開いているシャッターからうかがい知れるその姿は、何度見ても背筋に冷たい物が流れる異様な迫力に満ちている。
絶対的な存在感―――島のかつての親友の命だけではなく、数多の人間の命を啜ってきた呪われたその存在。
ミッドナイトブルーに彩られた悪魔・・S30Zは傾きかけた陽の光を浴びて鈍く輝いている。

ゴトゴト・・

長く伸びたS30のボンネットルーフの中から音が響く。
島は僅かに足が震えているのを感じた。

「なァーに固まってるワケ?そんなトコで」

背後から声をかけられ島は振り向く。

―――朝倉・・―――

一瞬出かかった声をなんとか島は飲み込んだ。
まだ幼さの残る少年の姿がそこにあった。しかしその周りには威圧するでもない、独特の雰囲気があり、彼が普通の少年ではない事を物語っている。
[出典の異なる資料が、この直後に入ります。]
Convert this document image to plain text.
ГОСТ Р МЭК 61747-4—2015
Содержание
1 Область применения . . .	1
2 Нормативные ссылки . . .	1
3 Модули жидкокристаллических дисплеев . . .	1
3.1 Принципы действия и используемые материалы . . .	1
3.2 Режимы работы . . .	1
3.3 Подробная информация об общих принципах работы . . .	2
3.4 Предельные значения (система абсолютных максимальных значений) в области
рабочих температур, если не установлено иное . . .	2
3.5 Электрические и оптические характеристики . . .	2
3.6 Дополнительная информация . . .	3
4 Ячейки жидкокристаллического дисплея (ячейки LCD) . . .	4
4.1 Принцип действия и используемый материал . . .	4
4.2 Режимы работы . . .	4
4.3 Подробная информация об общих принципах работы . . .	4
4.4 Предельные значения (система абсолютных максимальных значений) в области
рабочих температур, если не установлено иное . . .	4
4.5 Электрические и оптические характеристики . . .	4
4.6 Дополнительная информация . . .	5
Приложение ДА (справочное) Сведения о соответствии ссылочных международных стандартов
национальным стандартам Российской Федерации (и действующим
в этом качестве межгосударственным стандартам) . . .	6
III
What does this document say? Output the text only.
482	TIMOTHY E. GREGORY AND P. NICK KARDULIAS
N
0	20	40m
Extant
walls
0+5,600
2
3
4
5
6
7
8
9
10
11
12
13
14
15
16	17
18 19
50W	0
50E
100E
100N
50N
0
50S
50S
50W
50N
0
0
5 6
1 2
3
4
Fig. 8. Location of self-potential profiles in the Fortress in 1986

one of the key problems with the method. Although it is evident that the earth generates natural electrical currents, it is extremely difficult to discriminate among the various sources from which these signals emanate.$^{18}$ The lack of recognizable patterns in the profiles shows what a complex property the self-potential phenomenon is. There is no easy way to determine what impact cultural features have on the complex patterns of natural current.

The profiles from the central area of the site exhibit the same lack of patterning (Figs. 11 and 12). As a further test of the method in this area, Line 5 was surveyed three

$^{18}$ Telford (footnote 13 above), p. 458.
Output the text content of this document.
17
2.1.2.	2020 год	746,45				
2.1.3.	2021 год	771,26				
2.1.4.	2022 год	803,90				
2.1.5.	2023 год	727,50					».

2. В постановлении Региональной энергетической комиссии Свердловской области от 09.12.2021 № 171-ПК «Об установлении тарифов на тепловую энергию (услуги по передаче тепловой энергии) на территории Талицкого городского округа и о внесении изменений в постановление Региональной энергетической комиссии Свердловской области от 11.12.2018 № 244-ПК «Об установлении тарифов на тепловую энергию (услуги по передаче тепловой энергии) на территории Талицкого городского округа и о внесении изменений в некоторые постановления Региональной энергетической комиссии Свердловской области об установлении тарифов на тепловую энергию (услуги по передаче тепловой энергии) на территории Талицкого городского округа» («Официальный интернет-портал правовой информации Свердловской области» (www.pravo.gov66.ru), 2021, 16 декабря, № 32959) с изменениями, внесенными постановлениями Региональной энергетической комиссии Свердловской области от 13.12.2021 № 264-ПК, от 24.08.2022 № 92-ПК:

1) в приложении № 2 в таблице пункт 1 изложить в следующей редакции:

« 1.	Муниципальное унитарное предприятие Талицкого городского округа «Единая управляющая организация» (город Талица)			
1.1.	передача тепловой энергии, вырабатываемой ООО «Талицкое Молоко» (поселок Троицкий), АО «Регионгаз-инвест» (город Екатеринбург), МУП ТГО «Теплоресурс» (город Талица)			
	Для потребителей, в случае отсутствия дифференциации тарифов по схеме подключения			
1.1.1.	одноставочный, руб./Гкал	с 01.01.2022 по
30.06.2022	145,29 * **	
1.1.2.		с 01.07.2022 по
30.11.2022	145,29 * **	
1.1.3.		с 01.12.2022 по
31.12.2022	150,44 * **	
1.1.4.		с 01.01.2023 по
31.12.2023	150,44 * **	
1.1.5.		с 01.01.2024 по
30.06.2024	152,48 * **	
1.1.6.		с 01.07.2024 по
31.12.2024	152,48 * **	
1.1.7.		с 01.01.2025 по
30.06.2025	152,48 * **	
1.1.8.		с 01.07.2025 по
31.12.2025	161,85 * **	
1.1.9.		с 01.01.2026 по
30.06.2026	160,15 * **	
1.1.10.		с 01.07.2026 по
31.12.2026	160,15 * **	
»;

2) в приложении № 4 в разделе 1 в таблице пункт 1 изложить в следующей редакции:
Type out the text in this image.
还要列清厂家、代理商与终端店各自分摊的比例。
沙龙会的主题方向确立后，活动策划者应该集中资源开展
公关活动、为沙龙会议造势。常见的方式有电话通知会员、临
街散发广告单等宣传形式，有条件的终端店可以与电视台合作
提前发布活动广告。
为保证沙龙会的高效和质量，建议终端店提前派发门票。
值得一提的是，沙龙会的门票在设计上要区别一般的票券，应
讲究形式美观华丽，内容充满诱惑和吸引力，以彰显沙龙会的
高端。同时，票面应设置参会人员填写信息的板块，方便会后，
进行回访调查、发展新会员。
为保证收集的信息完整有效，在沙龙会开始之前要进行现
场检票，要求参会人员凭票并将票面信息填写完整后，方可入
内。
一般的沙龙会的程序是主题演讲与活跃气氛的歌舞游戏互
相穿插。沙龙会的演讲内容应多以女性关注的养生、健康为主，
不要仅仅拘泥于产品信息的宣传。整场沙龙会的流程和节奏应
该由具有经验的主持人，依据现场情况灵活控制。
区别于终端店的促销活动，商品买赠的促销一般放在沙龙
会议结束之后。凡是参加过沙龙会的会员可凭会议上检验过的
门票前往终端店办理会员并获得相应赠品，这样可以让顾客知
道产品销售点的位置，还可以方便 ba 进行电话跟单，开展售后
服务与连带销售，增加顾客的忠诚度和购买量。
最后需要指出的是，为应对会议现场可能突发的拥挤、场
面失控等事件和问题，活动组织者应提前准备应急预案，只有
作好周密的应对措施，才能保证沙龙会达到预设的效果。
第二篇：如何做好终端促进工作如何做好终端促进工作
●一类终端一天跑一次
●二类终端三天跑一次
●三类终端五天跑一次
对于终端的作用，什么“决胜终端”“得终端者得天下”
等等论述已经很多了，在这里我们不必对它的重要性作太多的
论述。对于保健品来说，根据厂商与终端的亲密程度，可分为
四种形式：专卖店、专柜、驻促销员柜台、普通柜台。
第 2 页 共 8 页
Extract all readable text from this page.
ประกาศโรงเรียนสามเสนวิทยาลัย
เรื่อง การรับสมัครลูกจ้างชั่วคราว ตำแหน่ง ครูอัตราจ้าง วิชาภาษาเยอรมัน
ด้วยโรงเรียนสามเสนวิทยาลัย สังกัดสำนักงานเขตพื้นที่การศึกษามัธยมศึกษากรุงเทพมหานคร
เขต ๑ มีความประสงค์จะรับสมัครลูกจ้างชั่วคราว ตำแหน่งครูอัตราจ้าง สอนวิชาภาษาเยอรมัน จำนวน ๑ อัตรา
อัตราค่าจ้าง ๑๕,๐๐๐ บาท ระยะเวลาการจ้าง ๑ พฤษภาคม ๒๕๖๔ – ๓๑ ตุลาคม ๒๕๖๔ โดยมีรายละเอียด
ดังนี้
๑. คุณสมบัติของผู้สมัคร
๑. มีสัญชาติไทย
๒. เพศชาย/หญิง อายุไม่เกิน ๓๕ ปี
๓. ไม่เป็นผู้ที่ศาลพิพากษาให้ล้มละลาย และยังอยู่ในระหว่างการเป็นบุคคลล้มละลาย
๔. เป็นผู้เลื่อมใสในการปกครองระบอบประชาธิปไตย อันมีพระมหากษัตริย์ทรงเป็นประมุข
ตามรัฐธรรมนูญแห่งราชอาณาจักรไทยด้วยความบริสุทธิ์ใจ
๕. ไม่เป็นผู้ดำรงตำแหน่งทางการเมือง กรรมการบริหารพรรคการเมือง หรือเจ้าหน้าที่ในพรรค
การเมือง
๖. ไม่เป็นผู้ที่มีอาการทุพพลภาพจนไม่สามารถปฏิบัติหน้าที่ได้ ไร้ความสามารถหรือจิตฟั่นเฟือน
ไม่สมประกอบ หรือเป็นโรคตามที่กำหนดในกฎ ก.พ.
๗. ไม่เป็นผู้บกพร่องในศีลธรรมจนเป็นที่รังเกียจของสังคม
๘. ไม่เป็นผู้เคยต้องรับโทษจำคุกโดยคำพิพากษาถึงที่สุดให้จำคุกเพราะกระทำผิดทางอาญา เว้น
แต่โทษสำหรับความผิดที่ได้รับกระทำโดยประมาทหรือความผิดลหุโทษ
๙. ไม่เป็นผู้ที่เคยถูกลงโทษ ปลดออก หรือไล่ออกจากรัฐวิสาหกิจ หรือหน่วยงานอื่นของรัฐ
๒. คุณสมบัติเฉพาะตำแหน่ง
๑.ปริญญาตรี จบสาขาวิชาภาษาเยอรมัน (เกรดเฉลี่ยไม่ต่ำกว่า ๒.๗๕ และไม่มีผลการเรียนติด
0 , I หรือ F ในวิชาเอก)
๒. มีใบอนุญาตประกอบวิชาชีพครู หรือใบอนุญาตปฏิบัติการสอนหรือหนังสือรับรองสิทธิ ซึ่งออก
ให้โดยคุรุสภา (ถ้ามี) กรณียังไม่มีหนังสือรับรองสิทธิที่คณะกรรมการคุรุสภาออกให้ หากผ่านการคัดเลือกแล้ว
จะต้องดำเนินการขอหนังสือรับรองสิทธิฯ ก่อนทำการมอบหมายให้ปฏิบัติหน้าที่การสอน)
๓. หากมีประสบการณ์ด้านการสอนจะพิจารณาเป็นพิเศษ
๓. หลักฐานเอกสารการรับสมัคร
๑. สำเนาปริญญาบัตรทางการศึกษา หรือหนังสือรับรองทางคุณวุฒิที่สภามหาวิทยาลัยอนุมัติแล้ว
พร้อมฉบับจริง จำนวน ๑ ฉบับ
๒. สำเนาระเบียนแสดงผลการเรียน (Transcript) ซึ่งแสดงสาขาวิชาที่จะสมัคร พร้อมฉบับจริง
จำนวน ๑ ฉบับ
「無用心だネ・・開けっ放しで外出の癖は控えた方がイイと思うヨ」
「5分くらいの買出しくらい大丈夫だって あ何か飲む?水とおにぎりは俺の昼飯だから駄目だけど」
「・・じゃあコーヒーを」
「飲むんだ(笑)」

少年はコンビニの袋から缶コーヒーを取り出すと島に手渡すと、ジャッキアップされてタイヤの外されたZの脇にしゃがむ。

「エア抜き・・かい?」
「そそ コーヒー飲んだついでにブレーキ踏んでヨ(笑)」

ググゥ・・カチャ、キュゥ・・

ペダルを踏む音、ボルトを締め、緩める音が倉庫を支配する。